Сонбаев с товарищами поглядывал на нас с заметным опасением.
— Короче, господа, заболтался я тут с вами. Пойду. Ибо, как говаривал товарищ Непринцев, «С тобой кайфово, а дома лучше». Хелен, коли хочешь идти, жду.
— Угу. Муженьку отзвонюсь — и готова.
— Договорились. Пока, Мехмед. Должен заметить, этот день был для меня познавательным во всех отношениях. Елена, прощальный поцелуй.
— Размечтался, старый.
— Видать, судьбина моя горькая. Счастливо!
Глава 5
А мы все не верим,
что мы позабыты:
Стучимся мы в двери,
а двери надежно закрыты.
«Машина времени»
— Собачка, ну, давай споем! Собака Да-аня-а… Ну, подпевай. Что же ты? Соба-ака Да-аня-а! Эх, а вот другие собаки поют.
— Какие собаки поют?
— Нет, честно, я видела по телевизору. Красиво поют, в такт.
— Подумаешь. Некоторые собаки наркотики ищут. А эта ищет только дерьмо. Зато железно. Своего не упустит. Через границу лишнего не провезешь.

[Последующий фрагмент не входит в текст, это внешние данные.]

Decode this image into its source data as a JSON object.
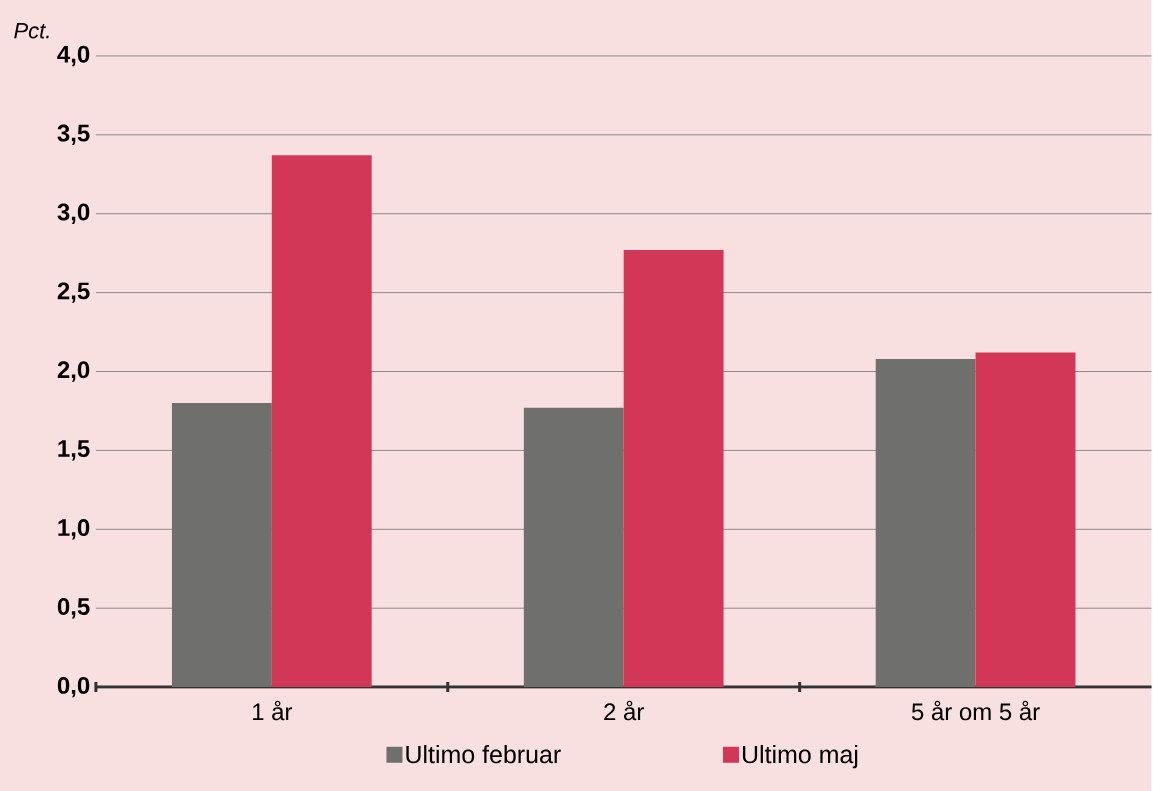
{
  "chart_data": {
    "type": "bar",
    "ylabel": "*Pct.*",
    "categories": [
      "1 år",
      "2 år",
      "5 år om 5 år"
    ],
    "series": [
      {
        "name": "Ultimo februar",
        "color": "#6f706d",
        "values": [
          1.8,
          1.77,
          2.08
        ]
      },
      {
        "name": "Ultimo maj",
        "color": "#d33757",
        "values": [
          3.37,
          2.77,
          2.12
        ]
      }
    ],
    "ylim": [
      0,
      4
    ],
    "yticks": [
      {
        "value": 0,
        "label": "0,0"
      },
      {
        "value": 0.5,
        "label": "0,5"
      },
      {
        "value": 1,
        "label": "1,0"
      },
      {
        "value": 1.5,
        "label": "1,5"
      },
      {
        "value": 2,
        "label": "2,0"
      },
      {
        "value": 2.5,
        "label": "2,5"
      },
      {
        "value": 3,
        "label": "3,0"
      },
      {
        "value": 3.5,
        "label": "3,5"
      },
      {
        "value": 4,
        "label": "4,0"
      }
    ],
    "grid": "y",
    "legend": "bottom"
  }
}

«Писатель с женой опять способности своей псины обсуждают. Жужжат, жужжат! Голова пухнет. И ведь за стенкой беседуют, в соседней квартире, а так слышно это ихнее жужжание! Впрочем, башка у меня пухнет, скорее, после вчерашнего. Надо завязывать с пьянкой. Свихнуться недолго! „Собака Да-аня!“ Ё-моё, вот привязались! Вылезаем… Ого! Утро совсем! Девятый час. Между прочим, у меня нонеча отгул! И пущай какая зараза только попробует… В дверь звонят. Похоже, бомж Сантиметриков прикандехал. Он же Аршинников, он же Дюймовочкин. Так. Я, выходит, одет? Когда успел?.. Дети, как мне хреново!»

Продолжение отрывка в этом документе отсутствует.